Other festivals including Truck and Kendall Calling announced the cancellation of their July events earlier this month, following the delay, lack of published data and general lack of guidance. A new survey revealed that half of UK festivals have now been cancelled this year.
Latitude Festival and Tramlines Festival however, set for the same weekend as WOMAD’s now-cancelled edition, will go ahead at full capacity as part of the government’s Event Research Programme (ERP).
A press release from WOMAD said this “clearly implies that only approved test events will be protected and guaranteed the right to go ahead as normal – even though this flies in the face of the Prime Minister’s statements.
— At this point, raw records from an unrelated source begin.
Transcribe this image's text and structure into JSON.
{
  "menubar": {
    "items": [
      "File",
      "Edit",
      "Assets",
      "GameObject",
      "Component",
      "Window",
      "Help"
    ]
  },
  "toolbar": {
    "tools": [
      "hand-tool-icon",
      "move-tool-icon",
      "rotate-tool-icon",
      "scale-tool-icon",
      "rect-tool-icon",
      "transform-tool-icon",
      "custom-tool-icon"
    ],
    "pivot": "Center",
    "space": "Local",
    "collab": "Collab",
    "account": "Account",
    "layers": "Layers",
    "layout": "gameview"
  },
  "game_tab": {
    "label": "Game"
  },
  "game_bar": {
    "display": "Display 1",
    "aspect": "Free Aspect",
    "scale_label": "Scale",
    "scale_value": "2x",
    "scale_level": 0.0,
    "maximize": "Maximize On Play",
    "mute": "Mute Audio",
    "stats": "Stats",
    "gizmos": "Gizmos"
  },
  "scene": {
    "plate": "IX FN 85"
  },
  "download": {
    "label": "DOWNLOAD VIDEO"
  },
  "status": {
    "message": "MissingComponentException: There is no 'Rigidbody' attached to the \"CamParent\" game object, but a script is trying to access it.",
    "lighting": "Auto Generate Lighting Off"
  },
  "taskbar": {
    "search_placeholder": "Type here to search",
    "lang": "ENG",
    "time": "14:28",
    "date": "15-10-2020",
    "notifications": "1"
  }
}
— WOMAD UK (@WOMADfestival) June 28, 2021
“It is the lack of government backed insurance along with these actions that have forced WOMAD to cancel. We have not been asking for financial support; all we have wanted is certainty in the form of insurance against cancellation (that we’d be happy to pay for).
“We need an understanding of the realities of how our industry works and the benefits that we bring. The industry should see equal access to support and a much less opaque way of deciding who gets help.”
The statement went on to criticise the fact that a five-day camping event is set to go ahead around the British Formula 1 Grand Prix
“It does seem a little bizarre that a five-day camping event at Silverstone is a risk worth taking and independent festivals alas are not,” the festival’s statement said. “With 140,000 people attending the Silverstone Grand Prix it certainly doesn’t seem to be supported by science – as even Lewis Hamilton has commented.”
Last month, the Association of Independent Festivals (AIF) said they had hit a “brick wall” in talks with the government about an insurance program, and issued a “red alert” after research projected that up to 76 per cent of the remaining festivals in July and August could quickly cancel if immediate action is not taken.